Bir yazım insanını mutlu eden bir ileti ne olabilir? Tabi ki yazılarının okunup takdir edildiğinin bildirilmesi bunlardan biridir. Bir süre önce aldığım bir iletide şöyle sesleniliyordu: “Size inanamıyorum. Çok şey okudum ben; ünlü düşünür Nietzsche benim yaşam kaynağımdır. Ama bu nasıl bir şey sanırım tarif edemem. Yazılarınızdan çok etkilendim. Üslubunuza âşık oldum. (Sanırım bu doğru bir cümle.)
Öğrencilerime bu gün öykülerinizden okuyacağım ve kitabınızı alacağız. Elli beden çocuklar ayakta alkışlayacak bu gün sizi, biliyorum…”

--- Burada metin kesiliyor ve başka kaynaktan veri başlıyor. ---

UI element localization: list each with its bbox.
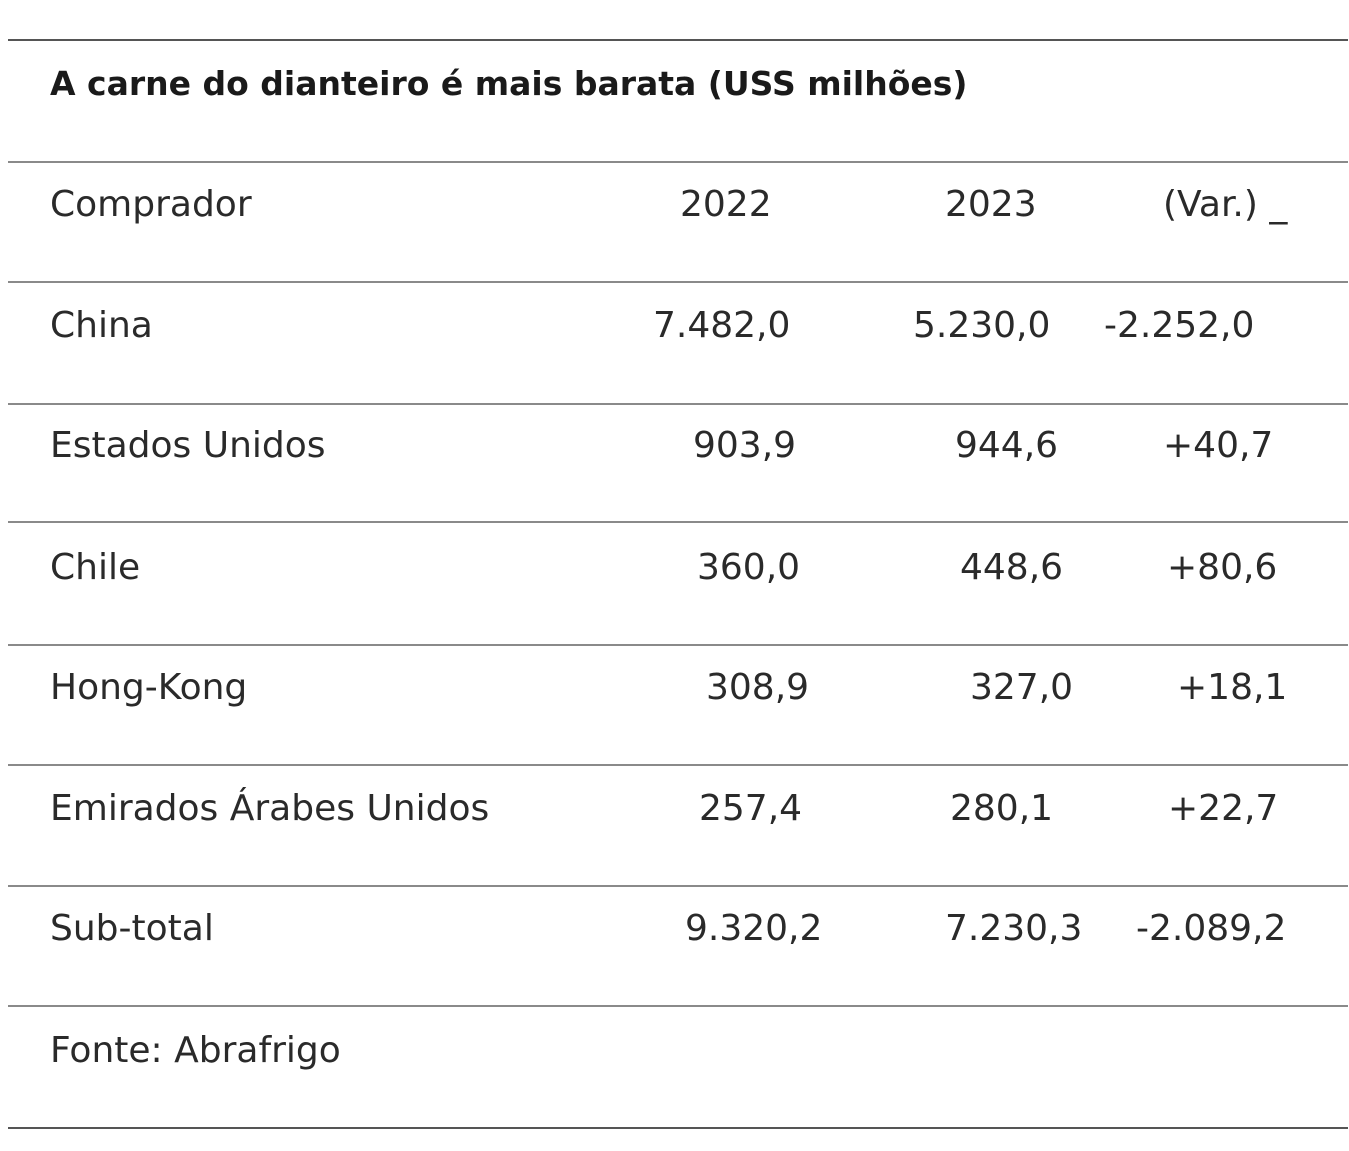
row-variation: +22,7 — [1168, 788, 1279, 829]
row-value-2022: 7.482,0 — [653, 305, 791, 346]
row-divider — [8, 885, 1348, 887]
row-variation: -2.089,2 — [1136, 908, 1287, 949]
header-variation: (Var.) _ — [1163, 184, 1288, 225]
row-buyer: China — [50, 305, 153, 346]
row-value-2023: 448,6 — [960, 547, 1064, 588]
table-title: A carne do dianteiro é mais barata (USS … — [50, 64, 968, 103]
row-buyer: Estados Unidos — [50, 425, 326, 466]
row-buyer: Hong-Kong — [50, 667, 248, 708]
source-note: Fonte: Abrafrigo — [50, 1030, 341, 1071]
row-variation: +18,1 — [1177, 667, 1288, 708]
row-buyer: Sub-total — [50, 908, 214, 949]
row-variation: +80,6 — [1167, 547, 1278, 588]
row-value-2023: 280,1 — [950, 788, 1054, 829]
row-divider — [8, 161, 1348, 163]
row-divider — [8, 521, 1348, 523]
row-divider — [8, 764, 1348, 766]
row-value-2023: 327,0 — [970, 667, 1074, 708]
row-divider — [8, 1005, 1348, 1007]
table-bottom-rule — [8, 1127, 1348, 1129]
header-2022: 2022 — [680, 184, 772, 225]
row-divider — [8, 281, 1348, 283]
row-value-2022: 257,4 — [699, 788, 803, 829]
row-variation: +40,7 — [1163, 425, 1274, 466]
header-comprador: Comprador — [50, 184, 252, 225]
row-value-2023: 7.230,3 — [945, 908, 1083, 949]
row-value-2023: 5.230,0 — [913, 305, 1051, 346]
row-buyer: Chile — [50, 547, 141, 588]
header-2023: 2023 — [945, 184, 1037, 225]
row-variation: -2.252,0 — [1104, 305, 1255, 346]
row-divider — [8, 403, 1348, 405]
row-buyer: Emirados Árabes Unidos — [50, 788, 490, 829]
row-divider — [8, 644, 1348, 646]
row-value-2022: 903,9 — [693, 425, 797, 466]
row-value-2022: 9.320,2 — [685, 908, 823, 949]
row-value-2022: 360,0 — [697, 547, 801, 588]
row-value-2023: 944,6 — [955, 425, 1059, 466]
row-value-2022: 308,9 — [706, 667, 810, 708]
table-top-rule — [8, 39, 1348, 41]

Bir sonraki ileti ise şöyleydi: “Bu gün sizi soktuk sınıfa, sadece dinledik. Öğrencilerimden birinin adı Can… ‘Bu gün sen ol öğretmen, ben sizi dinlemek istiyorum.’ dedim. ‘NADİA’ adlı öykünüzü ve şiirlerinizden bir kaçını ona verdim, okudu. Kuzularım nasıl acıkmışlar güzel yazılara. Gözleri ışıldadı. Hüzünlendiler. İlk kez; öğretmen oluşumdan gurur duydum… Siz harikasınız, ne diyeyim. Biz, sizi alkışladık ayakta. Hepsi başıma toplandı ben de nasibimi öpülerek aldım. Nadia öykünüzü okul gazetemize aldık. Kardelenler size kucak dolusu sevgi gönderdi. ‘Öğretmenim, canımızsınız.’ dediler. Oysa onlar benim canlarım. Tanrı sizi hep korusun, Böyle kalın, hiç değişmeden…11 – C Sınıfı’nın şairisiniz artık.”
Ne diyeyim; başını öne eğmeyen insanların söylediği özgürlük şarkısı olsun gelecek yıllarınız.